Academic programs to help struggling Wake County students may be expanded to help move the state’s largest school district toward its ambitious goal of having 95 percent of students graduating from high school.
School administrators presented Tuesday the wide range of steps they’ve begun or want to start as part of the district’s five-year strategic plan, although they did not discuss cost estimates. Among the proposals on the table are expanded summer programs targeted at students who need extra help before they begin the new school year.
“If we can get a handle on offering these non-traditional things, I really believe in all my heart that this is what’s going to make the difference for Wake County schools being a great school system for some of its students to being a great school district for all its students,” school board member Susan Evans said.
In January, the school board adopted the goal of having, by 2020, Wake graduating annually at least 95 percent of its students ready for productive citizenship as well as higher education or a career. The graduation rate is currently 82.9 percent.
James Hedrick, principal of Athens Drive High School in Raleigh, said a committee he co-chaired looked for the strategies that would have the greatest impact on raising student achievement. Ideas proposed Tuesday include:
▪ Expanding ninth-grade summer transition camps for at-risk, or what Wake calls “at promise,” students entering high school;
▪ Expanding opportunities during summer and during breaks at year-round schools for rising second-grade students and middle school students who aren’t proficient in reading and math;
“We know how crucial success in eighth grade is for graduating from high school,” said Dawn Dawson, Wake’s senior director of early learning.
▪ Opening a site to provide alternative educational services to students in lieu of long-term suspensions.
“Keeping kids engaged in education as opposed to disengaged will have big paybacks,” school board member Jim Martin said.
▪ Piloting an “Equal Opportunity Schools” program in seven high schools to increase access to Advanced Placement and International Baccalaureate classes. Students at some higher-poverty high schools have less access to those high-level courses.
Other ideas include working more with social service agencies and community groups in what’s called the “wraparound model” to support all of a student’s needs. Services include providing students with access to school meals, determining whether health issues could be affecting a child’s performance and looking at mental-health needs.
Ideas also ran the gamut from introducing new training for teachers to making it easier for people to register to become school volunteers.
While the various ideas drew praise, school board member Keith Sutton wanted to know which proposals could be funded. Superintendent Jim Merrill said those answers would be worked out during the development of the budget.
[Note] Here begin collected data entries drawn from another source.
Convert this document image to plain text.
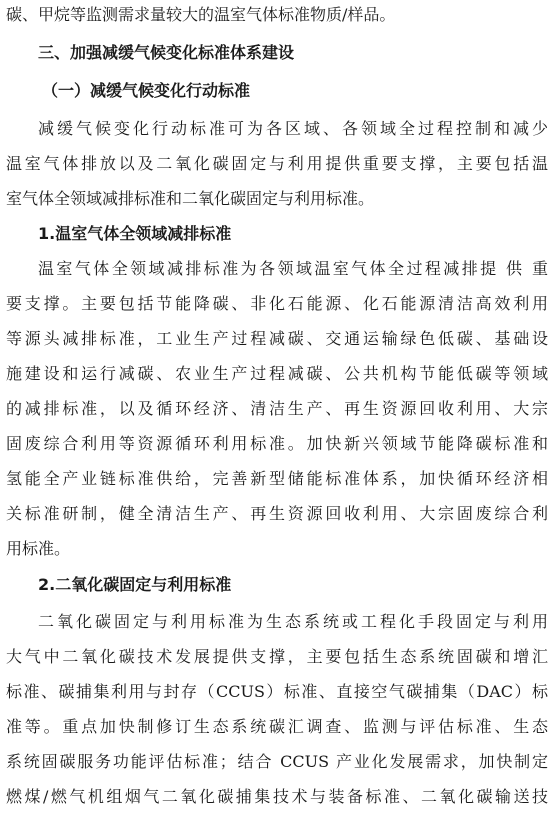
碳、甲烷等监测需求量较大的温室气体标准物质/样品。
三、加强减缓气候变化标准体系建设
（一）减缓气候变化行动标准
减缓气候变化行动标准可为各区域、各领域全过程控制和减少
温室气体排放以及二氧化碳固定与利用提供重要支撑，主要包括温
室气体全领域减排标准和二氧化碳固定与利用标准。
1.温室气体全领域减排标准
温室气体全领域减排标准为各领域温室气体全过程减排提 供 重
要支撑。主要包括节能降碳、非化石能源、化石能源清洁高效利用
等源头减排标准，工业生产过程减碳、交通运输绿色低碳、基础设
施建设和运行减碳、农业生产过程减碳、公共机构节能低碳等领域
的减排标准，以及循环经济、清洁生产、再生资源回收利用、大宗
固废综合利用等资源循环利用标准。加快新兴领域节能降碳标准和
氢能全产业链标准供给，完善新型储能标准体系，加快循环经济相
关标准研制，健全清洁生产、再生资源回收利用、大宗固废综合利
用标准。
2.二氧化碳固定与利用标准
二氧化碳固定与利用标准为生态系统或工程化手段固定与利用
大气中二氧化碳技术发展提供支撑，主要包括生态系统固碳和增汇
标准、碳捕集利用与封存（CCUS）标准、直接空气碳捕集（DAC）标
准等。重点加快制修订生态系统碳汇调查、监测与评估标准、生态
系统固碳服务功能评估标准；结合 CCUS 产业化发展需求，加快制定
燃煤/燃气机组烟气二氧化碳捕集技术与装备标准、二氧化碳输送技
In other action Tuesday, the board:
▪ Voted to convert Highcroft Elementary School in Cary to the traditional calendar in the 2016-17 school year.
▪ Voted to reduce the number of locally-required CASE21 tests in reading, math and science from three exams a year per subject to one.
▪ Approved $690 as the fee for three-week summer camps for families of third-grade students who want to attend even though they passed the state’s end-of-grade reading exam. The camps are still free for students who failed the reading exam.
▪ Approved a policy that will now require parents to give consent for their children to use technology or the Internet in school.
▪ Approved Hortons Creek, Pleasant Grove, Poole Road and Rogers Lane as the names of four new elementary schools and Apex Friendship as the name of a new middle school.